Card Factory shares plummet following profit warning

Shares in Card Factory fell by over 25% in early trading after the retailer lowered its profit guidance for the year to between £55m and £60m.

The firm, which sells greeting cards, gifts and celebration products, said its guidance revision follows "well publicised" pressures on the UK consumer that have impacted confidence, which has led to soft high street footfall.

Card Factory added that these conditions have persisted as it moved into its most important trading period, leading it to lower its expectations for the current financial year.

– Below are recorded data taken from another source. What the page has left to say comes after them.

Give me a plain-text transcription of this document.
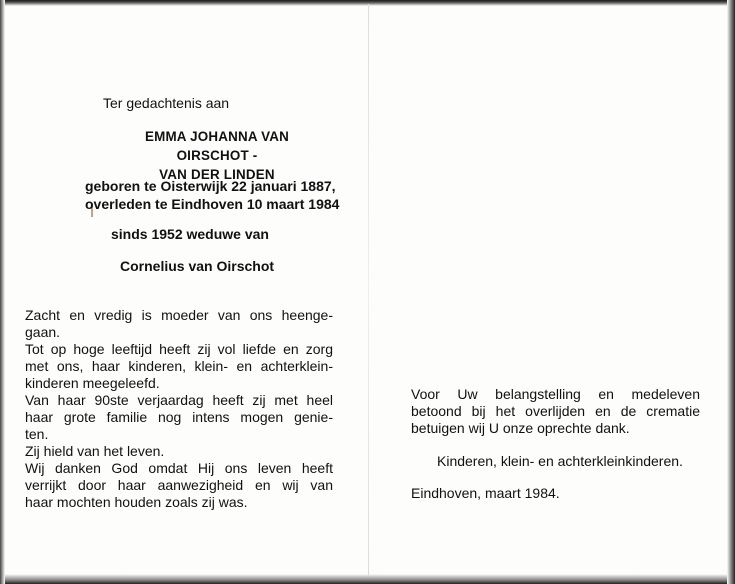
Ter gedachtenis aan
EMMA JOHANNA VAN OIRSCHOT -
VAN DER LINDEN
geboren te Oisterwijk 22 januari 1887,
overleden te Eindhoven 10 maart 1984
sinds 1952 weduwe van
Cornelius van Oirschot
Zacht en vredig is moeder van ons heenge-
gaan.
Tot op hoge leeftijd heeft zij vol liefde en zorg
met ons, haar kinderen, klein- en achterklein-
kinderen meegeleefd.
Van haar 90ste verjaardag heeft zij met heel
haar grote familie nog intens mogen genie-
ten.
Zij hield van het leven.
Wij danken God omdat Hij ons leven heeft
verrijkt door haar aanwezigheid en wij van
haar mochten houden zoals zij was.
Voor Uw belangstelling en medeleven
betoond bij het overlijden en de crematie
betuigen wij U onze oprechte dank.
Kinderen, klein- en achterkleinkinderen.
Eindhoven, maart 1984.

The retailer said it remains confident in its long-term strategy, which includes the effective execution of its ‘Simplify and Scale’ productivity and efficiency programme, while the performance of its other businesses, including those in the Republic of Ireland and North America remain in line with expectations.

Card Factory’s integration with Funky Pigeon remains on track, while its share buyback programme will continue.

Head of markets at AJ Bell, Dan Coatsworth, described the update as a "nightmare before Christmas".

He concluded: "Just as the advent of email and text communication kiboshed sending letters, the writing is also on the wall for sending Christmas cards.

"It’s not just the cost of sending an item by post that’s causing a headache. Weaker high street footfall is also a problem as Card Factory is heavily dependent on passing trade.

"Whereas some retailers like clothing companies have the internet channel to drive sales, Card Factory is very much a physical store-led business. At the half-year results it bemoaned an 11.3% drop in online like-for-like sales, citing a strategic shift to focus on higher margin sales such as gifts and party supplies. Greetings cards are its bread and butter, and most people will buy them in person."